Кроме того, следует помнить, что сверхъестественная сила носферату сочетается - очень неудачно для их потенциальных жертв - с невероятным проворством и дьявольской живучестью (мертвых вообще сложно урезонить). Одним словом, смертному крайне нелегко соблюсти свою часть озвученных выше обязательств.
Таким, как я несколько легче. Носители Древней Крови тоже отличаются большей физической силой, нежели люди их роста и телосложения, а мне посчастливилось уродиться, быть может, самым крепким из всех ныне здравствующих Выродков. Однако же даже я, Сет Ублюдок Слотер, предпочитаю общаться с вампирами, держа под рукой пистолет, свежеструганный кол или, на худой конец, простой кинжал.
На всякий случай.
Выходя из дома, я не потрудился навьючить себя дополнительным арсеналом, так что придется довольствоваться тем, что принес в "Шелковую девочку" на себе. Сказать по правде, и этого добра итак будет достаточно, чтобы вооружить небольшой отряд наемников. Племянник Джад любит потешаться над моей манией вешать на себя огромное количество колюще-режуще-стреляющих вещей. Но ведь ему не приходится регулярно засовывать голову в пасть самых тошнотворных и клыкастых бестий, какие только можно сыскать в Блистательном и Проклятом!
Обнаженный, сидя на низком резном стульчике возле туалетного столика Ли-Ши, я придирчиво разбирал оружие, в тысячный раз повторяя обязательный, как сон и чистка зубов, ритуал: щелкал курками пистолетов, стучал в их стволах шомполами, сыпал порох, проверял, как ходят в ножнах клинки, изучал заклепки и узлы на перевязи и ремнях боевой сбруи... если доверяешь оружию свою жизнь, потрудись удостовериться, что у него будет возможность оправдать доверие.
Один за другим я выложил на столик четыре пистолета.

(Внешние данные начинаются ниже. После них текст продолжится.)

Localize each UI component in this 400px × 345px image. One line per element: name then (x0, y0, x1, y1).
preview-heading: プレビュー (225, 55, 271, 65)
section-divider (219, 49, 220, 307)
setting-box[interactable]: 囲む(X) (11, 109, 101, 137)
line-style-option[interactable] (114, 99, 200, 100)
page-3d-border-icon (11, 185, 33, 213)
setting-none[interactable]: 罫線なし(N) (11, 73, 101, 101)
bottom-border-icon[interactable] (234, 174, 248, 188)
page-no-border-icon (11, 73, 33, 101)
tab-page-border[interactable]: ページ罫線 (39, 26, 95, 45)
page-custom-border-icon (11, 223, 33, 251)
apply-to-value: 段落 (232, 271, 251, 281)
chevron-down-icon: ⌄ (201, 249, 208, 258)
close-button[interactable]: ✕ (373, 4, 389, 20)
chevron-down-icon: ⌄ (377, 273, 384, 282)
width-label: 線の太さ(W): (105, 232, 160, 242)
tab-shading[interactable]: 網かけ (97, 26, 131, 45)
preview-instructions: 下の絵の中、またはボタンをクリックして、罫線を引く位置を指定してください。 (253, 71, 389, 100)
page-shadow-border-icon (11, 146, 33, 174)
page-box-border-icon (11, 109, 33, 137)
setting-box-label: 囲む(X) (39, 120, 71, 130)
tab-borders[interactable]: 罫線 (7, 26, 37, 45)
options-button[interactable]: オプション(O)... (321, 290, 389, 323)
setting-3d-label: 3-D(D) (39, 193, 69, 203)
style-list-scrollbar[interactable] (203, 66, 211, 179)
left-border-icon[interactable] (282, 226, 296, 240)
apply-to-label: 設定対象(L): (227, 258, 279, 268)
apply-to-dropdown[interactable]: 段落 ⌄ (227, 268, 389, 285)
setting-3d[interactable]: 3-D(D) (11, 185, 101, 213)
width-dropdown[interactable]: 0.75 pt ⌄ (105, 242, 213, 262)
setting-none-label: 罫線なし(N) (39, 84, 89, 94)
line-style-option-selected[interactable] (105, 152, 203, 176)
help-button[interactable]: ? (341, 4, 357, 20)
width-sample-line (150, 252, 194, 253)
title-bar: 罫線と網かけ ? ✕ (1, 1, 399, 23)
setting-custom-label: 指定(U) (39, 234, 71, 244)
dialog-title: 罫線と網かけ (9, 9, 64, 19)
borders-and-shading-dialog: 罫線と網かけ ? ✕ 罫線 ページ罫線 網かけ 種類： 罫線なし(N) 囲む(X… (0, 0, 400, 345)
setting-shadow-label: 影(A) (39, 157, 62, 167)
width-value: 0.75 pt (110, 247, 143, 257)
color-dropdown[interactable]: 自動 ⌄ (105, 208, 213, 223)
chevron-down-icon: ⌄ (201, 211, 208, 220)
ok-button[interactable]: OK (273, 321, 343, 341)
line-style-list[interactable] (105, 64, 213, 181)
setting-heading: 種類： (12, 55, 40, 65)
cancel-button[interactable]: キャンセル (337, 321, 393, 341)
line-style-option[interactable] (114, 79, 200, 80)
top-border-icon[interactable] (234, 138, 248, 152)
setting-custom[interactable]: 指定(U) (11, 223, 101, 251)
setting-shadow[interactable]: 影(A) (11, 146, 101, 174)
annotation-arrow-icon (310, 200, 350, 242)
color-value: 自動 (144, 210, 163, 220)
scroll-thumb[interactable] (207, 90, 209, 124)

Придирчиво осмотрел, смазал и перезарядил каждый. Два из них, "громобои", выглядели настоящими чудовищами: толстые и тяжелые даже на вид, с шестигранными спаренными стволами. Настоящие ручные мортиры. Их огневая мощь превосходила иные мушкеты, а с отдачей мог справиться, держа пистолет на вытянутой руке, пожалуй, только я. Их, собственно и делали по моему индивидуальному заказу. Вручая мне оба, оружейных дел мастер только качал головой: при испытании пистолей у него треснули козлы, с которых делались пробные выстрелы.
Угодив в шею, пуля из "громобоя" запросто могла оторвать человеку голову. И не только человеку, что, учитывая мой род занятий очень даже кстати.
Два других пистолета выглядели более привычно человеческому глазу. Вдоль их длинных одинарных стволов (отсюда и название, "единороги"), сообщавших выстрелу неплохую точность, даже тянулась гравировка. Оба "единорога" я носил закрепленными в специальных подсумках за спиной. Пистолет под правую руку всегда заряжался кусочком сандала из четок, при жизни принадлежавших одному излишне набожному монаху, жившему лет двести назад. В пистолет под левую руку я загонял серебряную пулю, заклятую храмовниками Черной церкви.
После пистолетов пришел черед клинков.
Я ношу на поясе шпагу и регулярно упражняюсь в фехтовании, но всегда готов признать, что есть в Уре мастера клинка, до которых мне далеко. Огромный рост, мощная мускулатура и солидная масса, незаменимые, когда дело доходит до кулачного мордобоя, имеют свои недостатки. Мне не достает гибкости и пластичности, отличающих истинных фехтовальщиков, составляющих со шпагой единое целой. На кое-какие финты меня, конечно, хватит, но когда становится жарко, я предпочитаю сойтись на расстояние удара кулаком. Влепить смачный удар в челюсть или отвесить грязного пинка тяжеленным ботинком, подкованным медными гвоздями, у меня получается куда лучше, нежели плясать, меняя стойки и выделывать всевозможные батманы и рипосты.
Тем не менее, без шпаги в Уре ходят только простолюдины, поэтому клинок всегда со мной. Шпагу я выбирал подстать внешности - длинная, массивная, с широким и жестким трехгранным клинком, позволявшим наносить рубящие удары. Не шпага, скорее эспадрон. По ее клинку ветвились старые, полузатертые оселком руны, ибо у шпаги имелось свое прошлое.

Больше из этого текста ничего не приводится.